Since 1970, April 22 has been a day to raise awareness, brainstorm for ways to reduce our carbon footprints, and take the necessary steps to do something, anything, to take better care of our Earth.
Is it working?
I was 7 years old when I walked in the first Earth Day parade in Cedar Rapids. My friend’s mother dove right into the recycling campaign and was thrilled at the idea of a parade. With unhinged excitement, she tied plastic bottles and tin cans to us and encouraged us to walk proudly down the middle of the street during the silent and dramatic statement of the horrible injustice we were doing to our Mother Earth.
The ’70s had ushered in an era of gas-guzzling monstrous cars and insane industrial growth, and no one seemed to care too much about the consequences of what it would do to the balance of nature. But one man did.
Earth Day founder Gaylord Nelson, then a U.S. Senator from Wisconsin, took action after witnessing the ravages of the 1969 massive oil spill in Santa Barbara, California. According to earthday.org, he was “inspired by the student anti-war movement, and realized that if he could infuse that energy with an emerging public consciousness about air and water pollution, it would force environmental protection onto the national political agenda.”

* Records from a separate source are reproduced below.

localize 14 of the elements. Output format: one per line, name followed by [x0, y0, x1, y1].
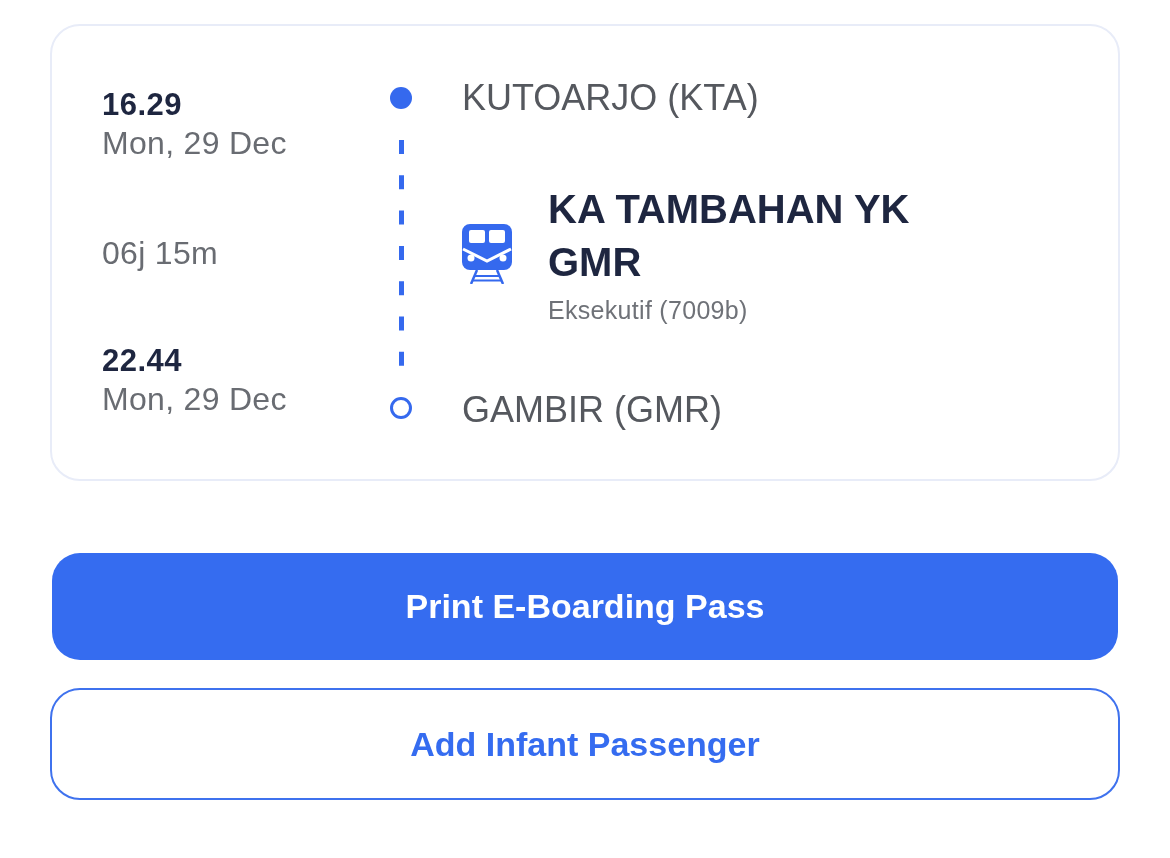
- add-infant-passenger-button[interactable]: Add Infant Passenger: [50, 688, 1120, 800]
- date-text: Mon, 29 Dec: [102, 380, 288, 419]
- station-name: GAMBIR (GMR): [462, 388, 723, 432]
- train-name: KA TAMBAHAN YK GMR: [548, 186, 911, 286]
- station-name: KUTOARJO (KTA): [462, 76, 760, 120]
- hollow-circle-icon: [390, 397, 412, 419]
- duration-text: 06j 15m: [102, 234, 219, 273]
- train-icon: [462, 224, 512, 284]
- filled-dot-icon: [390, 87, 412, 109]
- date-text: Mon, 29 Dec: [102, 124, 288, 163]
- train-class-text: Eksekutif (7009b): [548, 295, 749, 325]
- time-text: 16.29: [102, 87, 184, 123]
- time-text: 22.44: [102, 343, 184, 379]
- print-boarding-pass-button[interactable]: Print E-Boarding Pass: [52, 553, 1118, 660]
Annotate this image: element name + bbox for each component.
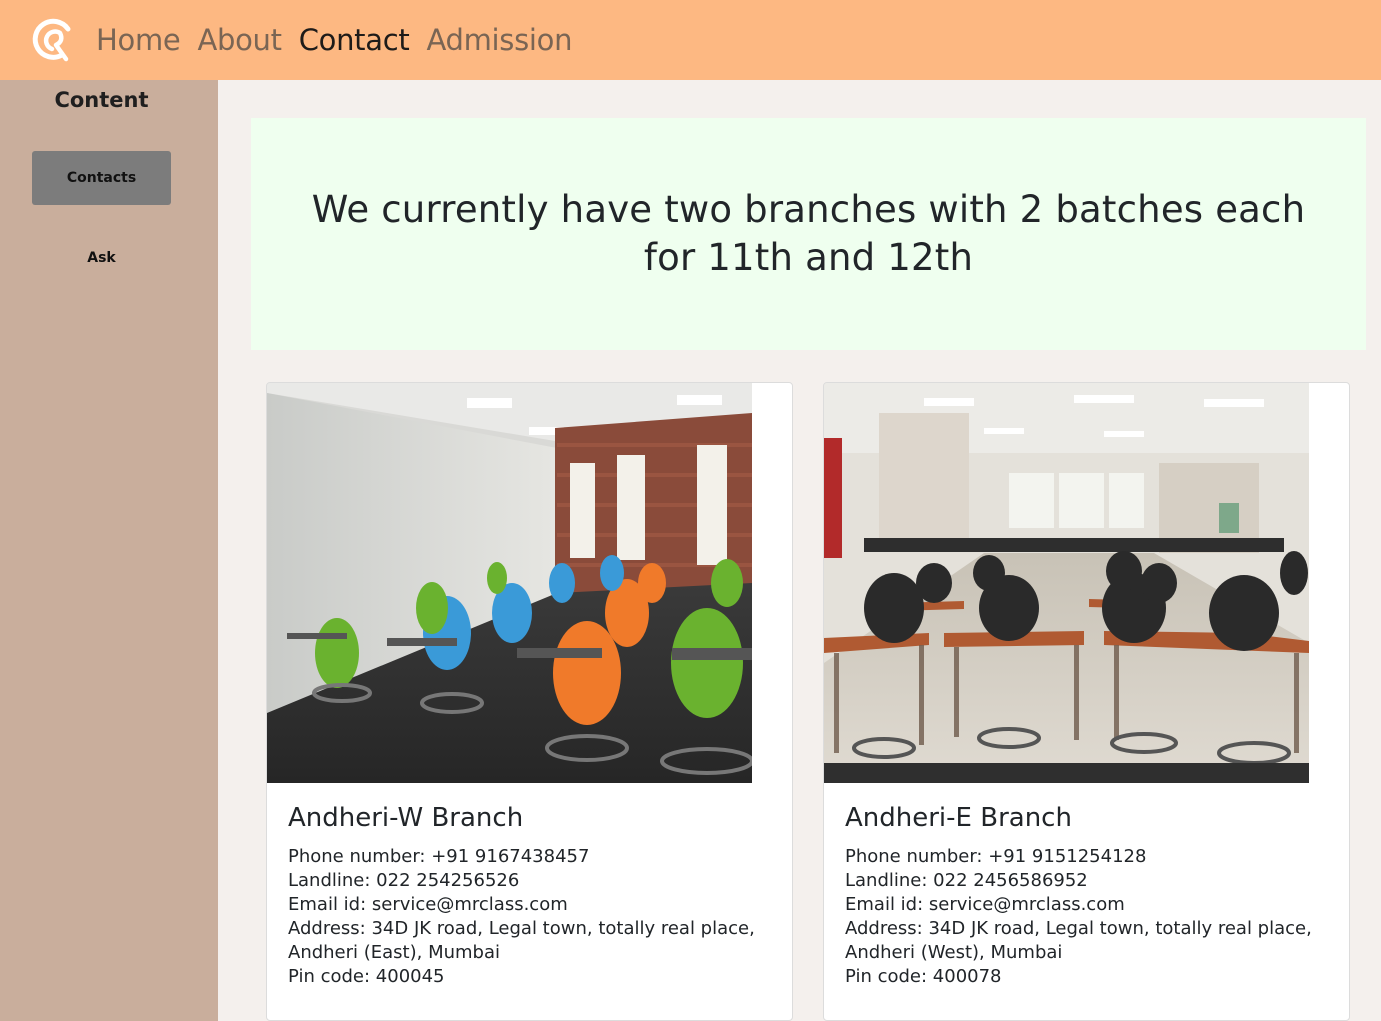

It wasn’t until years later that I understood the significance of that first walk. It was the beginning. And though the entire world may not understand or share the same urgency as many of us do, at least we can say we are trying. We are doing something we believe in.
Every day we are given choices that can help us do our part to raise awareness of the importance in reducing our waste, to conserve energy, to come up with better ways of doing things. Take the bus, walk or ride a bike; turn off the lights or invest in energy-saving light bulbs; plant a garden or a few trees. Reduce, reuse, recycle. Let me state that again. Reduce, reuse, recycle.
More people need to become aware of the massive impact humans are having on our beautiful Earth, and we need to learn how to take better care of her.
How am I going to celebrate Earth Day? I’m going to pick up trash in my neighborhood. It might be a little thing, but it’s some-thing.